There are some options depending on the processing power available. With a real echo or reverb, the delayed signals need to be gradually attenuated as the signals die away and therefore, the delayed signal must be attenuated. This can be done either digitally or in the analogue domain. With a single source, the analogue implementation is easy. The delayed signal is converted and an analogue mixer is used to attenuate and combine the delayed signal with the original to create the reverb or echo effect. An analogue feedback bath can also be created.

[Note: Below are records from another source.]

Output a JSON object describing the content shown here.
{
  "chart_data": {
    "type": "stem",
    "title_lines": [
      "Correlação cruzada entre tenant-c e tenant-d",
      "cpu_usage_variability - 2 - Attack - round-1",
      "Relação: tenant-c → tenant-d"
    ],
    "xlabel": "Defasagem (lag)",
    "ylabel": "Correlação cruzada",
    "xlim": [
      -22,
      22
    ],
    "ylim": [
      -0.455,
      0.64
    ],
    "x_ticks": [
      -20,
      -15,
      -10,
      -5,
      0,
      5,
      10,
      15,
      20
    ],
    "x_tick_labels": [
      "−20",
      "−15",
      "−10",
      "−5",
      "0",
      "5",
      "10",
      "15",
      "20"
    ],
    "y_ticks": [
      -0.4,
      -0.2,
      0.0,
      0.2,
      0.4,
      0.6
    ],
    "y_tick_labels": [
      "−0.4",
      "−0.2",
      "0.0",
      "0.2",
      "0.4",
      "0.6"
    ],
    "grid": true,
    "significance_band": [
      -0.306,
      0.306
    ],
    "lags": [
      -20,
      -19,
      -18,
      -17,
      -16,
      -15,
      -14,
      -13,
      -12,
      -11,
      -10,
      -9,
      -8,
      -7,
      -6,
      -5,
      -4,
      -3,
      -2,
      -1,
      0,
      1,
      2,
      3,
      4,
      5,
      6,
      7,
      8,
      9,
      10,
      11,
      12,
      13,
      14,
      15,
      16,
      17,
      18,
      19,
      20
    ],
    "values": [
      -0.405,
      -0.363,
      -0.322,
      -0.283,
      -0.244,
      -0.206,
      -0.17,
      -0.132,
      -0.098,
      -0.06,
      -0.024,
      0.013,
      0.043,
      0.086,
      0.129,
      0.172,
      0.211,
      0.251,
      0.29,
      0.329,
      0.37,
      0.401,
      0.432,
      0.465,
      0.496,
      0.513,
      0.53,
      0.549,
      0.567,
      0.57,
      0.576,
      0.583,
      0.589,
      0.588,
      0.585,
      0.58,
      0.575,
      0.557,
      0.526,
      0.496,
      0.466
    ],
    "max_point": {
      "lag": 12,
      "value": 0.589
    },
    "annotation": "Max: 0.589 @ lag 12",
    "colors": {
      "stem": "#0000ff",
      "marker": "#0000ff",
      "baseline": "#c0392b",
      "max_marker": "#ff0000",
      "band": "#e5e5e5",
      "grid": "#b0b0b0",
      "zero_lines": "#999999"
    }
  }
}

The multiple delayed source design can use this same analogue method but requires a separate D to A converter for each delayed signal. This can be quite expensive. Instead, the processor can add the signals together, along with attenuation factors to create a combined delay signal that can be sent to the D to A converter for combination with the original analogue signal. It is therefore possible to perform all this, including the combination with the original signal in the digital domain, and then simply output the end value to the D to A converter. With this version, the attenuation does not need to be constant and can be virtually any type of curve.

 

The disadvantage is the computation that is needed. The arithmetic that is required is saturation arithmetic which is a little more than simply adding two values together. This is needed to ensure that the combined value only provides a peak value and not cause an overflow error. In addition, all the calculations must be done within 25 µs to meet the sampling rate criteria and this can be pushing the design a little with many general-purpose processors.

 

Microprocessor selection

 

The choice of microprocessor is dependent on several factors. It must have an address range of greater than 64 kbytes and have a 16 bit data path. It must be capable of performing 16 bit arithmetic and thus this effectively rules out 8 bit micro-processors and microcontrollers.

 

In terms of architecture, multiple address pointers that auto-increment would make the circular buffer implementa-tions very efficient and therefore some like a RISC processor or a fast MC68000 would be suitable. Other architectures can certainly do the job but their additional overhead may reduce their ability to perform all the processing within the 25 µs window that there is. One way of finding this out is to create some test code and run it on a simulator or emulator, for example, to find out how many clocks it does take to execute these key routines.

 

A low cost DSP processor is also quite attractive in this type of application, especially if it supports modulo address-ing and saturation arithmetic.

 

The overall system design

 

The basic design for the system uses a hardware timer to generate a periodic interrupt every 25 µs. The associated inter-rupt service routine is where the data from the A to D converter is read and stored, the next conversion started and the delayed data taken from the buffer and combined. The pointers are updated before returning from the service routine. In this way, the sampling is done on a regular basis and is given a higher priority than the background processing.

 

While the processor is not servicing the interrupt, it stays in a forever loop, polling the user interface for parameters and commands. The delay times are changed by manipulating the pointers. It is possible to do this by changing the sampling rate instead but the audio quality does not stay constant.

The system initialises by clearing the RAM to zero and using some of it to hold the program code which is copied from EPROM. If a battery backed SRAM is used instead, then used defined parameters and settings could be stored here as well and retained when the system is switched off.